The two-locus likelihood can only be applied to single pan-mictic populations with constant demography, constant mutation rate, and without natural selection. Furthermore, the two-locus likelihood is an uncalibrated approximation of the true joint likelihood. In addition, the experiments in Wall & Stevison (2016) and Auton et al. (2014) do not demonstrate the efficacy of `LDhot` against a realistic variable background recombination rate as its null hypothesis leads to a comparison against a biologically unrealistic flat background rate. In order to fairly compare our likelihood-free approach against the composite likelihood-based method in realistic human settings, we extended the LDhot methodology to apply to a piecewise constant demography using two-locus likelihoods computed by the software `LDpop` (Kamm et al., 2016). Unlike the method described in Wall & Stevison (2016), our implementation of `LDhot` uses windows defined in terms of SNPs rather than physical distance in order to measure accuracy via ROC curves, since the likelihood ratio test is a function of number of SNPs. Note that computing the approximate two-locus likelihoods for a grid of recombination values is at least *O*(*n*^{3}), which could be prohibitive for large sample sizes.

## D. Additional Experiments

**Regularization** The simulation-on-the-fly paradigm obviates the need for modern regularization techniques such as dropout.
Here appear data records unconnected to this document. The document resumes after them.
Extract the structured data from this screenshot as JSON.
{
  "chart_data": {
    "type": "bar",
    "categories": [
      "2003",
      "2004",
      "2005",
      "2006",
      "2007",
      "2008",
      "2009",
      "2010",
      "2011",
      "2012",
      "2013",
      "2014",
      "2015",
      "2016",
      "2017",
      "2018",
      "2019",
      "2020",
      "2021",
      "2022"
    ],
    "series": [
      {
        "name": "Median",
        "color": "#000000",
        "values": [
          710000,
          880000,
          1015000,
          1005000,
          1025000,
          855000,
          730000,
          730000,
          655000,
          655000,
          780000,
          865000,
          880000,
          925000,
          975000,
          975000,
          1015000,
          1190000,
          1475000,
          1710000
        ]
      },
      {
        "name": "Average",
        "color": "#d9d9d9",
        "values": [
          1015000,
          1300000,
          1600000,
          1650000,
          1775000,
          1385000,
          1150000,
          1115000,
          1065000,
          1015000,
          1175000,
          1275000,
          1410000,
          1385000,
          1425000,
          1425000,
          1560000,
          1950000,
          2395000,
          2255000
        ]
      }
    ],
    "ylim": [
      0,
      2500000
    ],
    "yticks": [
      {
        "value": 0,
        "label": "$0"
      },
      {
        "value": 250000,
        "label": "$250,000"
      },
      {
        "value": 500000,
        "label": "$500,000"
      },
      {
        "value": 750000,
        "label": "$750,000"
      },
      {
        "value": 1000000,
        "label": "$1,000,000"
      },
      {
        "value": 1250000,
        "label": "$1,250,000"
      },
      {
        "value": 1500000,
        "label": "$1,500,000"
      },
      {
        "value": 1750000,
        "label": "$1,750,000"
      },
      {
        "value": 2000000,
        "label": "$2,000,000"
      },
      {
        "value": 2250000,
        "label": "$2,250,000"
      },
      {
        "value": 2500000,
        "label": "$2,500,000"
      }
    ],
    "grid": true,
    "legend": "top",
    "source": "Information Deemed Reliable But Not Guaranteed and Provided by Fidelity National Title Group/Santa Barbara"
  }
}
This is due to the fact that there is no notion of overfitting since each training point is used only once and a large number of examples are drawn from the population distribution. As shown in Figure 8, dropout does not help improve the accuracy of our method and, in fact, leads to a minor decrease in performance. As expected, directly optimizing the population risk minimizer circumvents the problem of overfitting.

**Phasing** Deconvolving two haplotypes from genotype data is a challenging statistical problem, commonly referred to as phasing. Phasing without a high quality reference panel introduces significant bias into downstream inference. Our approach can flexibly perform inference directly on haplotype or genotype data, the latter being a challenge for model-based approaches. Inference directly on genotype data allows us to implicitly integrate over possible phasings, reducing the bias introduced by fixing the data to a single phasing. In the case of recombination hotspots, we have found only a minor decrease in accuracy for smallsample sizes corresponding to the reduction in statistical signal when inference is performed on genotype data. We quantified the effect of having accurately phased data in comparison to genotype data. Specifically, inference was run by simulating haplotype data and randomly pairing them to construct genotype data such that the height of the genotype image is half that of the haplotype image. We ran the experiment for *n* = 16, 32, 64 as shown in Figure 9 and found that the our method is robust, remaining highly accurate for unphased data.

**Missing Data** Biological data typically contain significant amounts of missing data. The missingness results from a number of factors such as repetitive regions of the chromosome which are difficult to map, or low read coverage. Fortunately, haplotype data in population genetics is mostly missing completely at random; that is, the locations of missingness are independent of the data values. However, there is a strong correlation structure between the missingness of spatially close SNPs. To improve the robustness of our methods to missing data, we sample the missingness patterns from empirical data during training time.